FIG. 4 is a detailed sectional view of a molten metal path and an inert gas passage of a low-pressure casting apparatus to which the prior art inert gas blowing apparatus corresponding to FIG. 1 is applied.

FIG. 5 is a detailed cross-sectional view of an inert gas blowing plate constituting the prior art inert gas blowing device corresponding to FIG. 2;

[Explanation of symbols]

 1,101 mold, 2 mold surface plate, 3,103 gate, 4,104 gate plate, 5,105 heat-resistant packing, 6,106 inert gas supply pipe, 7,107 inert gas blowing hole, 8 inert Gas blow plate, 9 silicon nitride ceramics, 10 lower fixed platen, 11 distortion prevention jig, 12 upper stalk, 13 gas injection annular groove, 14, 15 gasket, 23, 123 ventilation path, 31 furnace, 33 molten metal, 32 crucible, 34 Hot water supply pipe, 60, 65 control device, 62 inert gas tank, 63 inert gas supply pipe, 64 solenoid valve, 66, 67 gas cylinder, 121 annular groove, 134 hot water supply pipe.
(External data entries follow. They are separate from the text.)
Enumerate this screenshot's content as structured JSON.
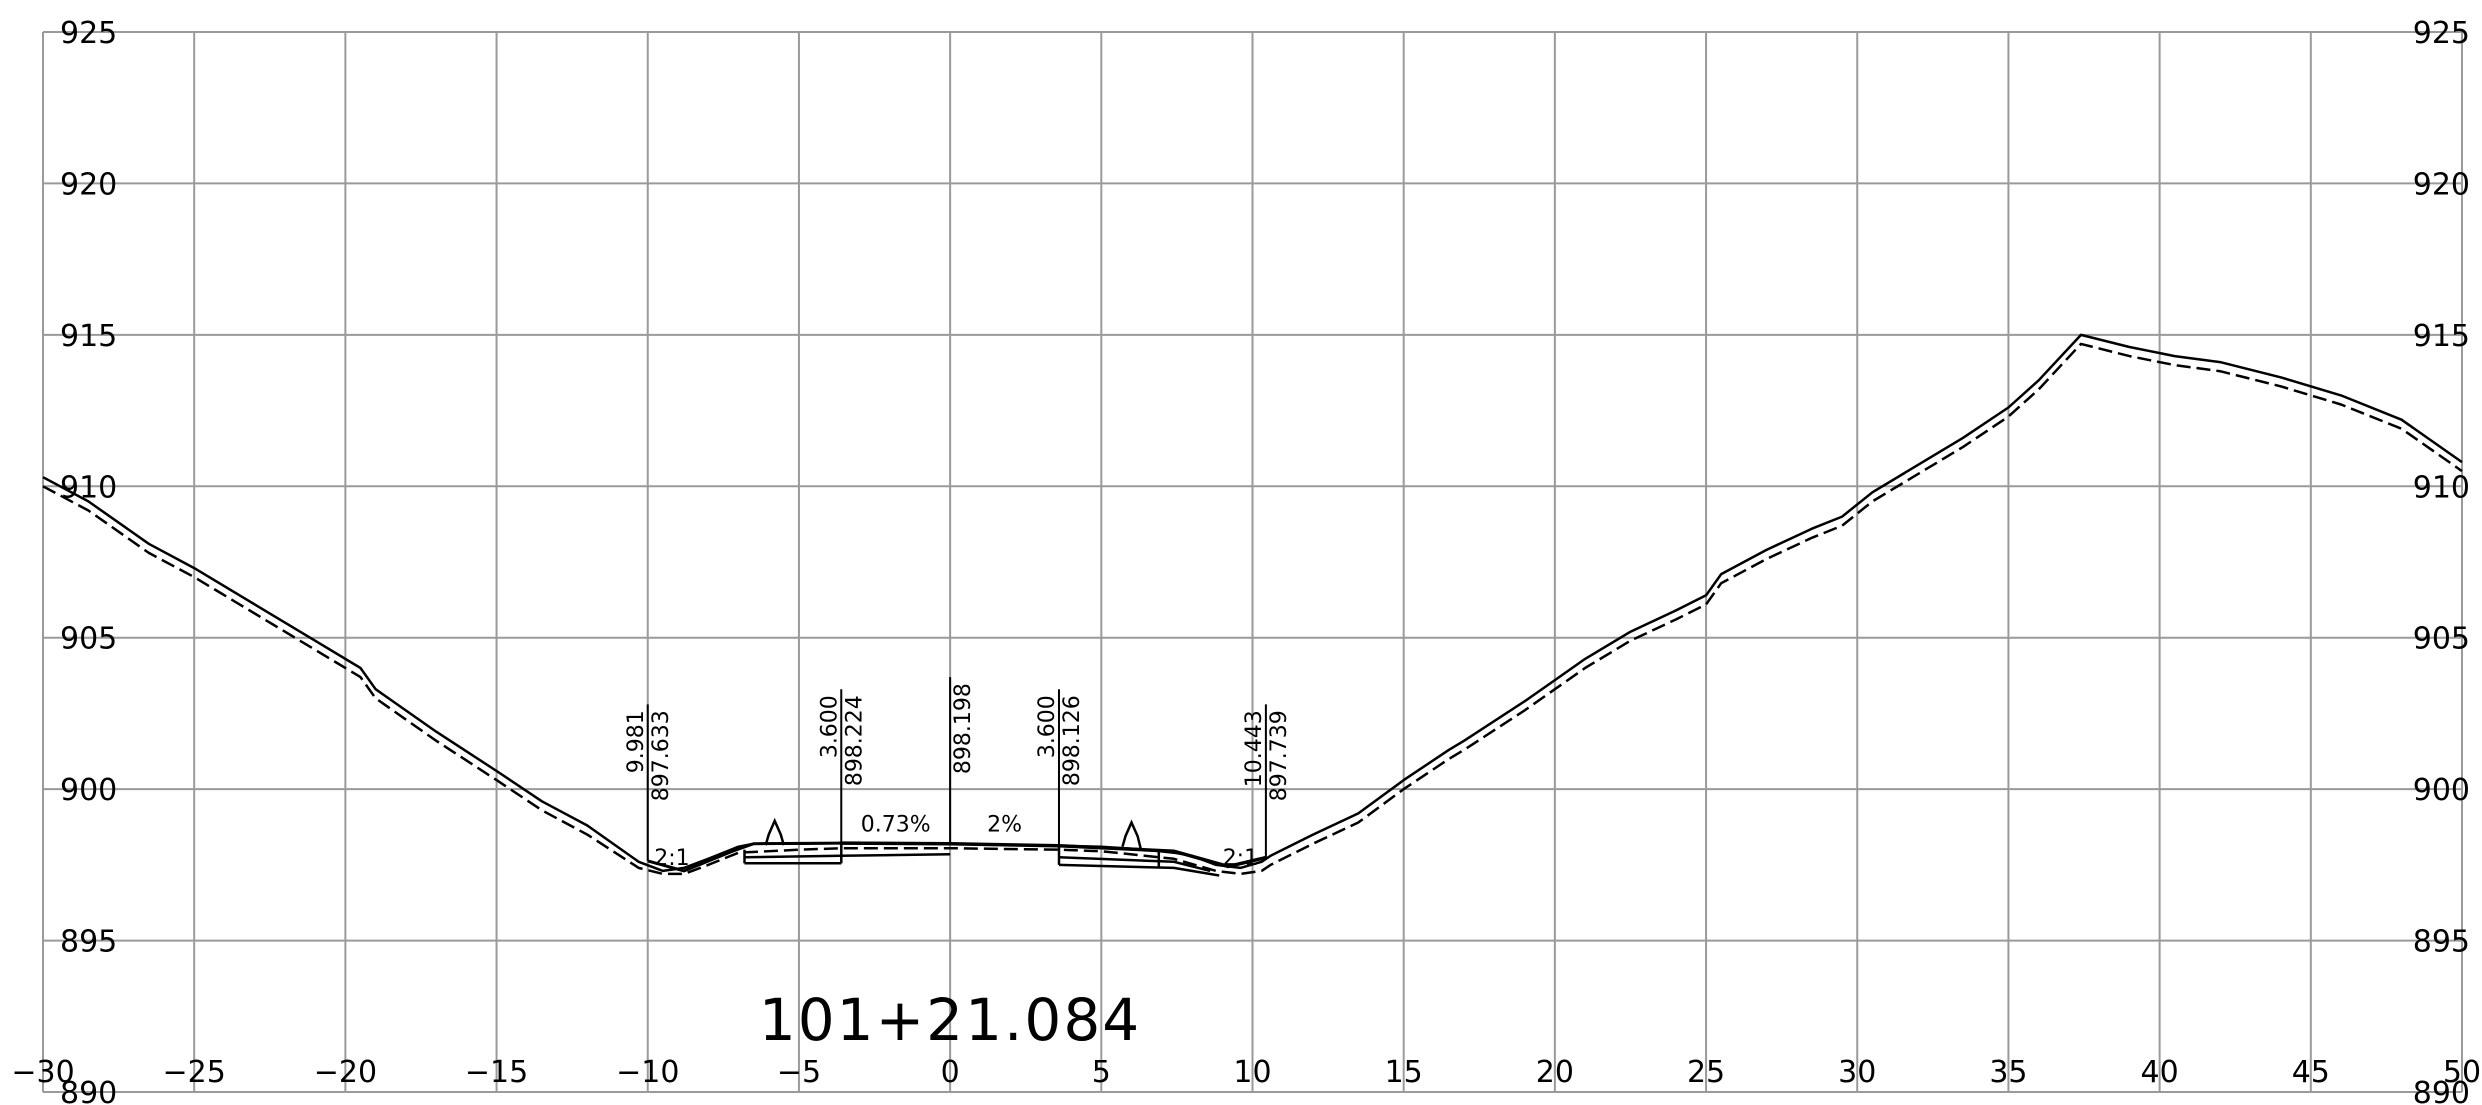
{
  "chart_data": {
    "type": "line",
    "title": "",
    "station_label": "101+21.084",
    "xlim": [
      -30,
      50
    ],
    "ylim": [
      890,
      925
    ],
    "grid": true,
    "colors": {
      "grid": "#9a9a9a",
      "line": "#000000"
    },
    "x_ticks": [
      {
        "v": -30,
        "label": "−30"
      },
      {
        "v": -25,
        "label": "−25"
      },
      {
        "v": -20,
        "label": "−20"
      },
      {
        "v": -15,
        "label": "−15"
      },
      {
        "v": -10,
        "label": "−10"
      },
      {
        "v": -5,
        "label": "−5"
      },
      {
        "v": 0,
        "label": "0"
      },
      {
        "v": 5,
        "label": "5"
      },
      {
        "v": 10,
        "label": "10"
      },
      {
        "v": 15,
        "label": "15"
      },
      {
        "v": 20,
        "label": "20"
      },
      {
        "v": 25,
        "label": "25"
      },
      {
        "v": 30,
        "label": "30"
      },
      {
        "v": 35,
        "label": "35"
      },
      {
        "v": 40,
        "label": "40"
      },
      {
        "v": 45,
        "label": "45"
      },
      {
        "v": 50,
        "label": "50"
      }
    ],
    "y_ticks": [
      {
        "v": 925,
        "label": "925"
      },
      {
        "v": 920,
        "label": "920"
      },
      {
        "v": 915,
        "label": "915"
      },
      {
        "v": 910,
        "label": "910"
      },
      {
        "v": 905,
        "label": "905"
      },
      {
        "v": 900,
        "label": "900"
      },
      {
        "v": 895,
        "label": "895"
      },
      {
        "v": 890,
        "label": "890"
      }
    ],
    "series": [
      {
        "style": "solid",
        "x": [
          -30,
          -28.5,
          -26.5,
          -25,
          -23,
          -21,
          -19.5,
          -19,
          -17,
          -15,
          -13.5,
          -12,
          -10.3,
          -9.5,
          -8.8,
          -8,
          -7,
          -6.5,
          -5.5,
          -5,
          -3.6,
          0,
          3.6,
          5,
          6.5,
          7.4,
          8,
          8.8,
          9.6,
          10.3,
          10.6,
          12,
          13.5,
          15,
          16.5,
          17,
          19,
          20,
          21,
          22.5,
          24,
          25,
          25.5,
          27,
          28.5,
          29.5,
          30.5,
          32,
          33.5,
          35,
          36,
          37.4,
          39,
          40.5,
          42,
          44,
          46,
          48,
          50
        ],
        "y": [
          910.3,
          909.5,
          908.1,
          907.3,
          906.1,
          904.9,
          904.0,
          903.3,
          901.9,
          900.6,
          899.6,
          898.8,
          897.6,
          897.3,
          897.4,
          897.7,
          898.1,
          898.2,
          898.2,
          898.2,
          898.22,
          898.2,
          898.13,
          898.1,
          898.0,
          897.9,
          897.8,
          897.5,
          897.4,
          897.6,
          897.8,
          898.5,
          899.2,
          900.3,
          901.3,
          901.6,
          902.9,
          903.6,
          904.3,
          905.2,
          905.9,
          906.4,
          907.1,
          907.9,
          908.6,
          909.0,
          909.8,
          910.7,
          911.6,
          912.6,
          913.5,
          915.0,
          914.6,
          914.3,
          914.1,
          913.6,
          913.0,
          912.2,
          910.8
        ]
      },
      {
        "style": "dashed",
        "x": [
          -30,
          -28.5,
          -26.5,
          -25,
          -23,
          -21,
          -19.5,
          -19,
          -17,
          -15,
          -13.5,
          -12,
          -10.3,
          -9.5,
          -8.8,
          -8,
          -7,
          -5,
          -3.6,
          0,
          3.6,
          5,
          7.4,
          8.8,
          9.6,
          10.3,
          10.6,
          12,
          13.5,
          15,
          16.5,
          17,
          19,
          20,
          21,
          22.5,
          24,
          25,
          25.5,
          27,
          28.5,
          29.5,
          30.5,
          32,
          33.5,
          35,
          36,
          37.4,
          39,
          40.5,
          42,
          44,
          46,
          48,
          50
        ],
        "y": [
          910.0,
          909.2,
          907.8,
          907.0,
          905.8,
          904.6,
          903.7,
          903.0,
          901.6,
          900.3,
          899.3,
          898.5,
          897.4,
          897.2,
          897.2,
          897.5,
          897.9,
          898.0,
          898.05,
          898.05,
          898.0,
          897.95,
          897.7,
          897.3,
          897.2,
          897.3,
          897.5,
          898.2,
          898.9,
          900.0,
          901.0,
          901.3,
          902.6,
          903.3,
          904.0,
          904.9,
          905.6,
          906.1,
          906.8,
          907.6,
          908.3,
          908.7,
          909.5,
          910.4,
          911.3,
          912.3,
          913.2,
          914.7,
          914.3,
          914.0,
          913.8,
          913.3,
          912.7,
          911.9,
          910.5
        ]
      }
    ],
    "offset_labels": [
      {
        "x": -10,
        "offset": "9.981",
        "elevation": "897.633",
        "top": 902.8
      },
      {
        "x": -3.6,
        "offset": "3.600",
        "elevation": "898.224",
        "top": 903.3
      },
      {
        "x": 0,
        "offset": "",
        "elevation": "898.198",
        "top": 903.7
      },
      {
        "x": 3.6,
        "offset": "3.600",
        "elevation": "898.126",
        "top": 903.3
      },
      {
        "x": 10.443,
        "offset": "10.443",
        "elevation": "897.739",
        "top": 902.8
      }
    ],
    "slope_labels": [
      {
        "x": -1.8,
        "y": 898.6,
        "text": "0.73%"
      },
      {
        "x": 1.8,
        "y": 898.6,
        "text": "2%"
      },
      {
        "x": -9.2,
        "y": 897.5,
        "text": "2:1"
      },
      {
        "x": 9.6,
        "y": 897.5,
        "text": "2:1"
      }
    ]
  }
}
──────────────────────────────────────────────────続 き Continued on the front page (58) Field surveyed (Int. Cl. ⁷ , DB name) B22D 18/04

Claims (3)

(57) [Claims] 1. An inert gas blowing device used in a low-pressure casting machine for supplying an inert gas into a gate and a stalk of a mold, wherein the blowing device is formed in a plate shape and has a gate plate and an upper end of the stalk.
Is interposed between said cavity for communicating the sprue and stalk is formed in the central portion, the supply port for supplying an inert gas is formed in the outer peripheral portion, the hollow portion and the supply port The annular groove and the shallow groove
Formed on one side to constitute the supply path for the inert gas.
An inert gas blowing device characterized in that at least a portion facing the hollow portion is made of ceramics. Wherein said inert gas purging means is constituted by two portions of the outer peripheral portion and an inner peripheral portion, the inner peripheral portion of claim 1, characterized in that it is formed by the ceramic not Active gas injection device. 3. A joint portion between the outer peripheral portion and the inner peripheral portion, wherein a groove is formed in the one plane in a ring shape, and a plurality of the shallow grooves are formed radially in the one plane in the inner peripheral portion. inert gas purging means according to claim 2, characterized in that it is.